言葉選び一つで、あなたのビジネスパーソンとしての評価が大きく変わる可能性があることを忘れないでください。
「Is that all?」と聞かれたらどう答える?
レストランでの注文後や、打ち合わせの終わりに「Is that all?(以上ですか?)」と聞かれた場合の答え方です。
もし本当にそれ以上何もない場合は、「Yes, that’s all. Thank you.(はい、以上です。

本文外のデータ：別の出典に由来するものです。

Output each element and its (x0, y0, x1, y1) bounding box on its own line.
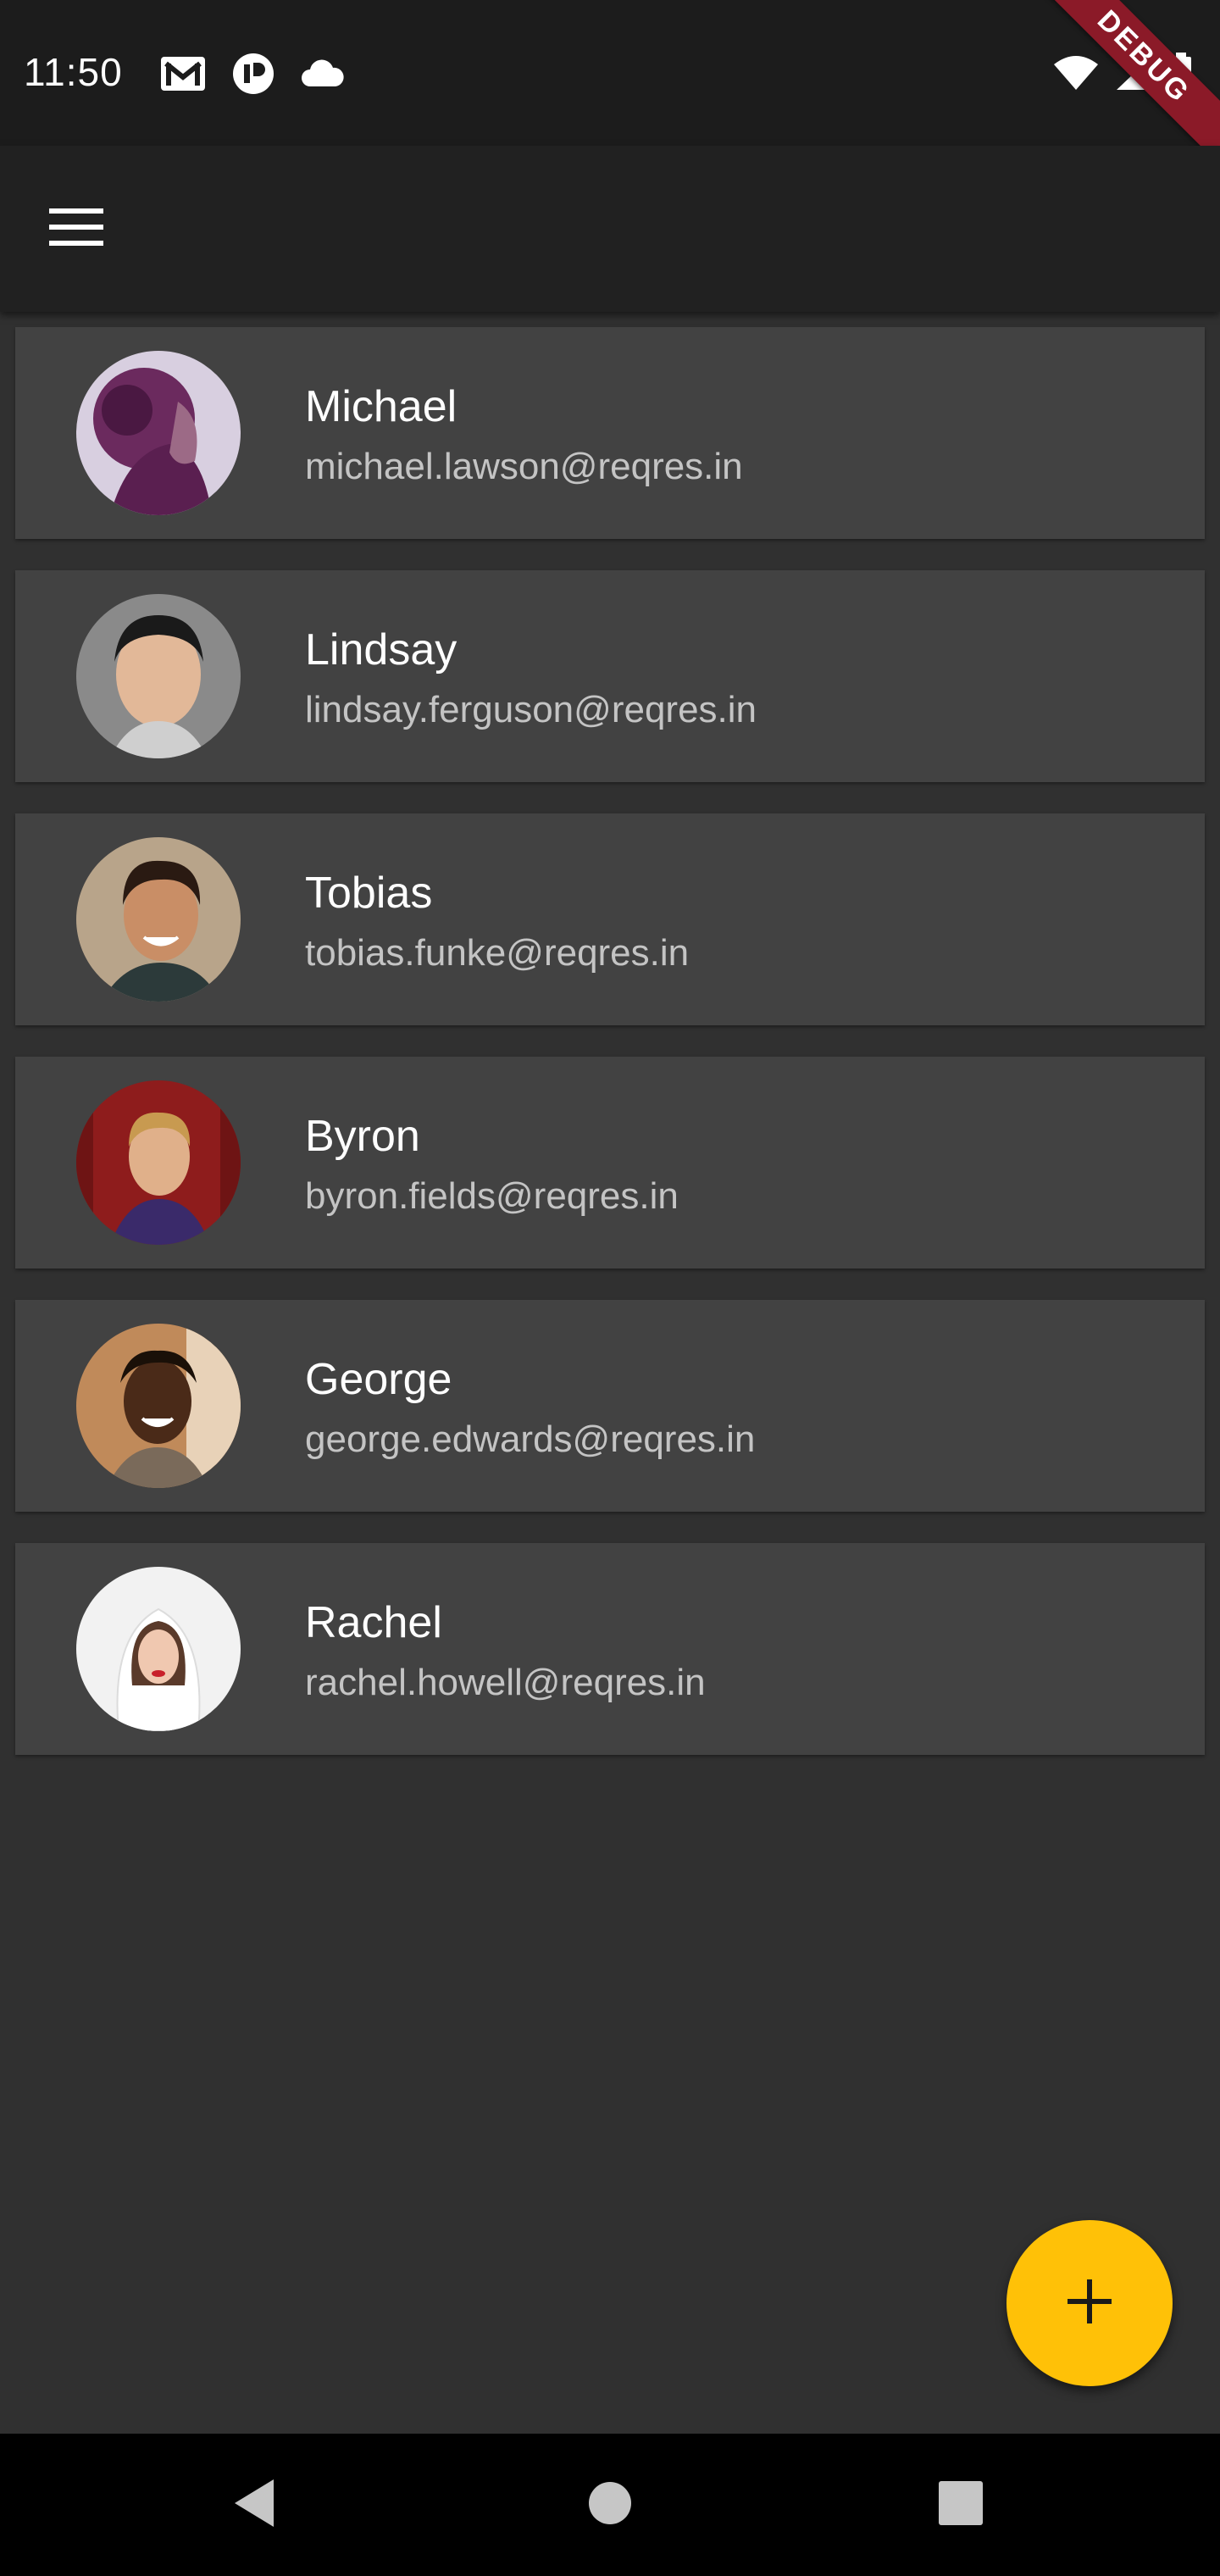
user-card-michael[interactable]: Michael michael.lawson@reqres.in (15, 327, 1205, 539)
user-email: rachel.howell@reqres.in (305, 1662, 706, 1703)
status-icons-left (159, 53, 346, 99)
cloud-icon (300, 59, 346, 92)
user-email: byron.fields@reqres.in (305, 1175, 679, 1217)
wifi-icon (1052, 54, 1100, 96)
user-card-george[interactable]: George george.edwards@reqres.in (15, 1300, 1205, 1512)
back-button[interactable] (215, 2466, 293, 2544)
gmail-icon (159, 55, 207, 97)
avatar (76, 351, 241, 515)
user-email: michael.lawson@reqres.in (305, 446, 743, 487)
navigation-bar (0, 2434, 1220, 2576)
user-list: Michael michael.lawson@reqres.in Lindsay… (15, 327, 1205, 1786)
user-email: george.edwards@reqres.in (305, 1418, 756, 1460)
avatar (76, 1567, 241, 1731)
recents-button[interactable] (922, 2466, 1000, 2544)
user-card-rachel[interactable]: Rachel rachel.howell@reqres.in (15, 1543, 1205, 1755)
status-time: 11:50 (24, 50, 123, 94)
user-name: George (305, 1355, 452, 1404)
avatar (76, 1080, 241, 1245)
app-bar (0, 146, 1220, 312)
user-name: Byron (305, 1112, 420, 1161)
home-icon (587, 2480, 633, 2530)
user-name: Michael (305, 382, 458, 431)
menu-icon (49, 207, 103, 252)
user-email: lindsay.ferguson@reqres.in (305, 689, 757, 730)
user-name: Lindsay (305, 625, 458, 675)
menu-button[interactable] (34, 186, 119, 271)
recents-icon (938, 2480, 984, 2530)
avatar (76, 1324, 241, 1488)
user-card-tobias[interactable]: Tobias tobias.funke@reqres.in (15, 813, 1205, 1025)
user-card-lindsay[interactable]: Lindsay lindsay.ferguson@reqres.in (15, 570, 1205, 782)
home-button[interactable] (571, 2466, 649, 2544)
add-user-button[interactable] (1006, 2220, 1173, 2386)
screen: 11:50 DEBUG Michael michael.lawson@reqre… (0, 0, 1220, 2576)
avatar (76, 594, 241, 758)
user-email: tobias.funke@reqres.in (305, 932, 690, 974)
user-card-byron[interactable]: Byron byron.fields@reqres.in (15, 1057, 1205, 1269)
status-bar: 11:50 DEBUG (0, 0, 1220, 164)
user-name: Tobias (305, 869, 433, 918)
avatar (76, 837, 241, 1002)
plus-icon (1068, 2279, 1112, 2328)
back-icon (231, 2478, 277, 2533)
app-icon (232, 53, 274, 99)
user-name: Rachel (305, 1598, 442, 1647)
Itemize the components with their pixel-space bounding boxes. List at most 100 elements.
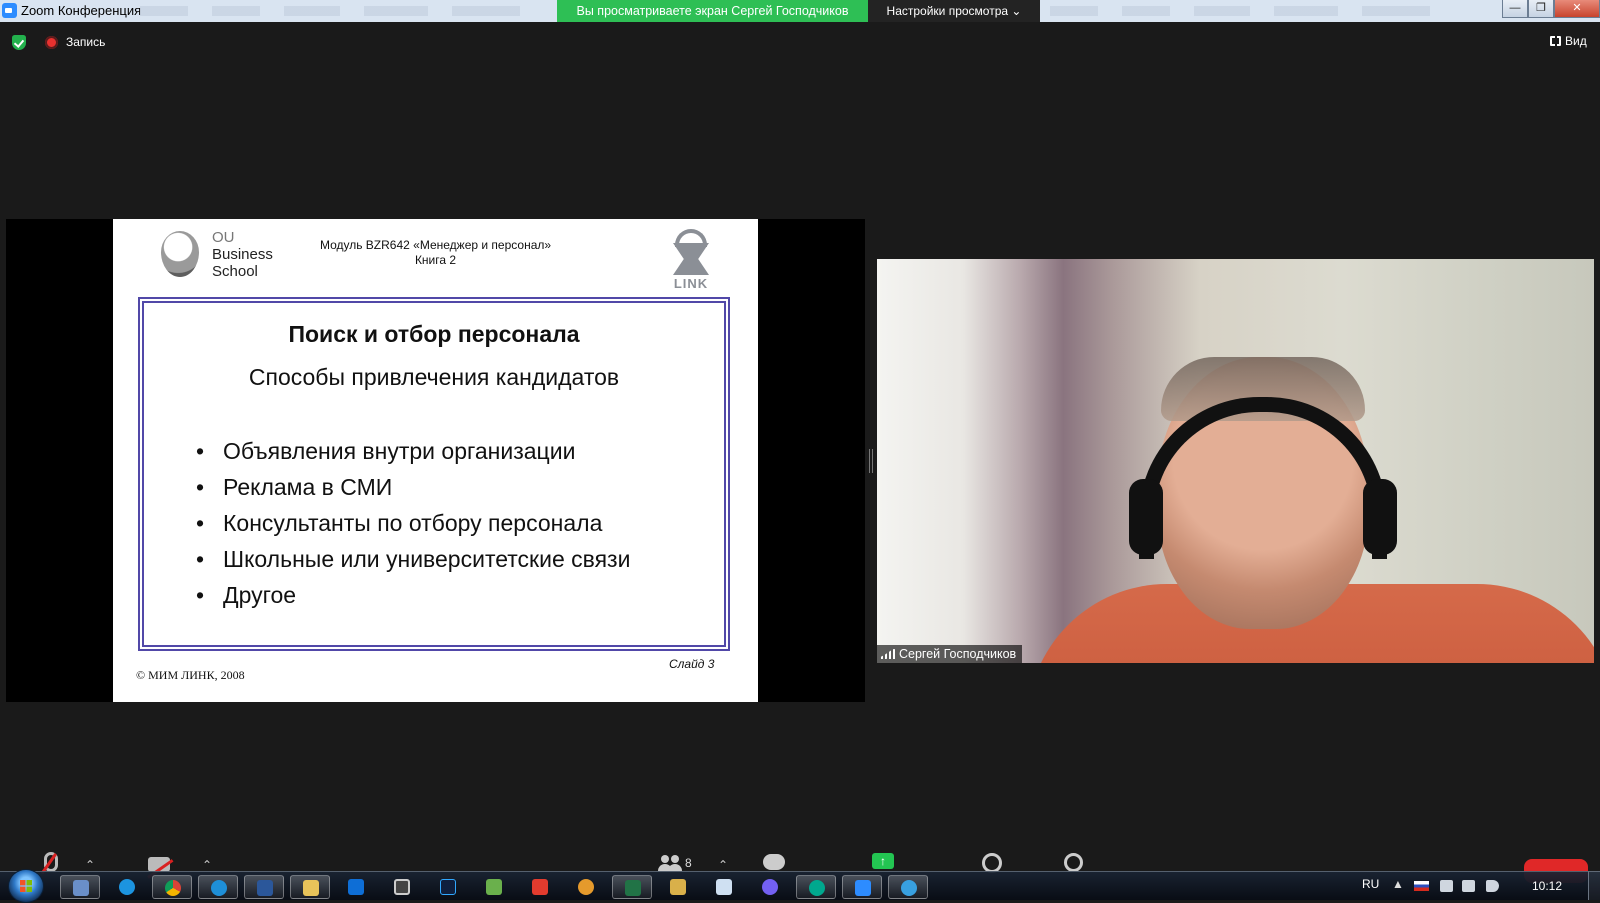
window-title: Zoom Конференция [21, 3, 142, 18]
recording-icon [45, 36, 58, 49]
tray-expand-icon[interactable]: ▲ [1392, 877, 1404, 891]
restore-button[interactable]: ❐ [1528, 0, 1554, 18]
clock[interactable]: 10:12 [1532, 879, 1562, 893]
taskbar-app-notepad[interactable] [704, 875, 744, 899]
video-options-caret-icon[interactable]: ⌃ [202, 858, 212, 872]
close-button[interactable]: ✕ [1554, 0, 1600, 18]
taskbar-app-chrome[interactable] [152, 875, 192, 899]
word-icon [257, 880, 273, 896]
network-icon[interactable] [1462, 880, 1475, 892]
share-screen-icon[interactable]: ↑ [872, 853, 894, 869]
record-icon[interactable] [982, 853, 1002, 873]
chrome-icon [165, 880, 181, 896]
background-tab-strip-right [1050, 6, 1450, 16]
taskbar-app-file-manager[interactable] [658, 875, 698, 899]
bullet-item: Школьные или университетские связи [196, 541, 630, 577]
bullet-item: Консультанты по отбору персонала [196, 505, 630, 541]
module-book: Книга 2 [414, 253, 457, 267]
view-button[interactable]: Вид [1550, 34, 1587, 48]
bullet-item: Другое [196, 577, 630, 613]
ou-logo-icon [161, 231, 199, 277]
taskbar-app-paint[interactable] [566, 875, 606, 899]
acrobat-icon [532, 879, 548, 895]
taskbar-app-zoom-notes[interactable] [60, 875, 100, 899]
bullet-item: Реклама в СМИ [196, 469, 630, 505]
volume-icon[interactable] [1486, 880, 1499, 892]
taskbar-app-photoshop[interactable] [428, 875, 468, 899]
taskbar-app-word[interactable] [244, 875, 284, 899]
taskbar-app-teamviewer[interactable] [336, 875, 376, 899]
title-bar: Zoom Конференция Вы просматриваете экран… [0, 0, 1600, 22]
headset-left-earcup [1129, 479, 1163, 555]
presentation-slide: OU Business School Модуль BZR642 «Менедж… [113, 219, 758, 702]
security-shield-icon[interactable] [12, 35, 26, 50]
teamviewer-icon [348, 879, 364, 895]
slide-copyright: © МИМ ЛИНК, 2008 [136, 668, 245, 682]
slide-title: Поиск и отбор персонала [288, 321, 580, 347]
file-manager-icon [670, 879, 686, 895]
notepad-icon [716, 879, 732, 895]
panel-resize-handle[interactable] [869, 449, 873, 473]
ou-business-school-logo: OU Business School [212, 229, 273, 280]
view-options-dropdown[interactable]: Настройки просмотра ⌄ [868, 0, 1040, 22]
headset-right-earcup [1363, 479, 1397, 555]
taskbar-app-internet-explorer[interactable] [198, 875, 238, 899]
taskbar-app-file-explorer[interactable] [290, 875, 330, 899]
link-emblem-icon [673, 243, 709, 275]
kaspersky-icon [809, 880, 825, 896]
view-label: Вид [1565, 34, 1587, 48]
notepad-plus-icon [486, 879, 502, 895]
show-desktop-button[interactable] [1588, 871, 1600, 900]
link-logo-label: LINK [673, 276, 709, 291]
participant-name: Сергей Господчиков [899, 647, 1017, 661]
taskbar-app-viber[interactable] [750, 875, 790, 899]
action-center-flag-icon[interactable] [1440, 880, 1453, 892]
taskbar-app-edge[interactable] [888, 875, 928, 899]
link-logo: LINK [669, 229, 713, 291]
photoshop-icon [440, 879, 456, 895]
recording-label[interactable]: Запись [66, 35, 105, 49]
taskbar-app-video-editor[interactable] [382, 875, 422, 899]
video-editor-icon [394, 879, 410, 895]
slide-subtitle: Способы привлечения кандидатов [248, 364, 620, 390]
business-label: Business [212, 246, 273, 263]
bullet-item: Объявления внутри организации [196, 433, 630, 469]
participant-name-tag: Сергей Господчиков [877, 645, 1023, 663]
audio-options-caret-icon[interactable]: ⌃ [85, 858, 95, 872]
bullet-list: Объявления внутри организации Реклама в … [196, 433, 630, 613]
paint-icon [578, 879, 594, 895]
participants-caret-icon[interactable]: ⌃ [718, 858, 728, 872]
taskbar-app-notepad-plus[interactable] [474, 875, 514, 899]
taskbar-app-skype[interactable] [107, 875, 147, 899]
taskbar-app-excel[interactable] [612, 875, 652, 899]
zoom-icon [855, 880, 871, 896]
school-label: School [212, 263, 258, 280]
participants-icon[interactable] [658, 855, 680, 871]
windows-taskbar [0, 869, 1600, 903]
view-grid-icon [1550, 36, 1561, 46]
module-header: Модуль BZR642 «Менеджер и персонал» Книг… [313, 238, 558, 268]
slide-content-frame: Поиск и отбор персонала Способы привлече… [138, 297, 730, 651]
minimize-button[interactable]: — [1502, 0, 1528, 18]
reactions-icon[interactable] [1064, 853, 1083, 872]
module-title: Модуль BZR642 «Менеджер и персонал» [319, 238, 552, 252]
screen-share-banner: Вы просматриваете экран Сергей Господчик… [557, 0, 868, 22]
background-tab-strip [140, 6, 540, 16]
taskbar-app-acrobat[interactable] [520, 875, 560, 899]
chat-icon[interactable] [763, 854, 785, 870]
zoom-notes-icon [73, 880, 89, 896]
window-controls: — ❐ ✕ [1502, 0, 1600, 18]
ou-label: OU [212, 229, 235, 246]
viber-icon [762, 879, 778, 895]
slide-number: Слайд 3 [669, 657, 715, 671]
start-button[interactable] [8, 869, 44, 903]
folder-icon [303, 880, 319, 896]
participant-video[interactable] [877, 259, 1594, 663]
internet-explorer-icon [211, 880, 227, 896]
participants-count: 8 [685, 856, 692, 870]
taskbar-app-zoom[interactable] [842, 875, 882, 899]
excel-icon [625, 880, 641, 896]
russian-flag-icon[interactable] [1414, 881, 1429, 891]
taskbar-app-kaspersky[interactable] [796, 875, 836, 899]
language-indicator[interactable]: RU [1362, 877, 1379, 891]
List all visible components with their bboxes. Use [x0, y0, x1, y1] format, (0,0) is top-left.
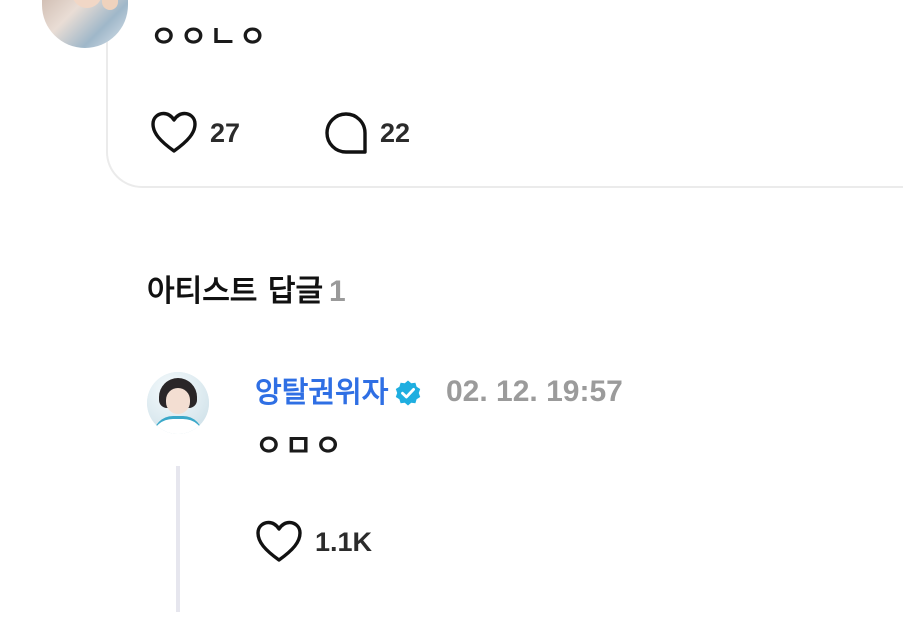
heart-icon — [256, 520, 302, 562]
previous-comment-like-button[interactable]: 27 — [150, 111, 240, 155]
artist-replies-title: 아티스트 답글 — [147, 274, 324, 309]
reply-like-count: 1.1K — [315, 526, 373, 557]
artist-replies-heading: 아티스트 답글 1 — [147, 272, 346, 312]
reply-timestamp: 02. 12. 19:57 — [446, 375, 623, 408]
previous-comment-like-count: 27 — [210, 117, 241, 148]
previous-comment-text: ㅇㅇㄴㅇ — [150, 20, 269, 55]
artist-avatar[interactable] — [147, 372, 209, 434]
artist-replies-count: 1 — [329, 275, 346, 308]
comment-bubble-icon — [325, 112, 367, 154]
heart-icon — [151, 111, 197, 153]
thread-line — [176, 466, 180, 612]
previous-comment-reply-count: 22 — [380, 117, 411, 148]
verified-badge-icon — [395, 380, 421, 406]
previous-comment-reply-button[interactable]: 22 — [324, 111, 410, 155]
reply-text: ㅇㅁㅇ — [255, 429, 344, 464]
reply-like-button[interactable]: 1.1K — [255, 520, 372, 564]
artist-name[interactable]: 앙탈권위자 — [255, 374, 388, 410]
comment-thread-page: ㅇㅇㄴㅇ 27 22 아티스트 답글 1 앙탈권위자 02. 12. 19:57 … — [0, 0, 903, 618]
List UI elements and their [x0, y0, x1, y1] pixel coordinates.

ありがとう)」と答えるのが最も自然で丁寧です。
逆に、まだ追加したいことや聞きたいことがある場合は、「Actually, I have one more thing.(実は、もう一つあります)」や「Could I also get…?(〜もいただけますか?)」と話を続けることができます。
相手の質問に対して「Yes」か「No」を明確にしつつ、スムーズに会話を繋げていくことがポイントになりますね。
まとめ
本記事では、「That’s all」や「That’s it」の意味の違いや、ビジネスシーンで「以上です」と伝える際の適切な英語表現について解説してきました。
「That’s all.」自体は決して悪い言葉ではありませんが、言い方や状況によっては失礼に聞こえてしまう諸刃の剣でもあります。
ビジネスの場では、相手への敬意を示す「Thank you」を添えたり、「That brings me to the end of my presentation.」のようなフォーマルな表現に言い換えたりする工夫が必要です。
言葉の持つ細かいニュアンスやパラランゲージを理解し、相手の心に響く丁寧な英語コミュニケーションを目指していきましょう。
ぜひ、今回ご紹介したフレーズを実際のビジネスシーンで活用してみてください。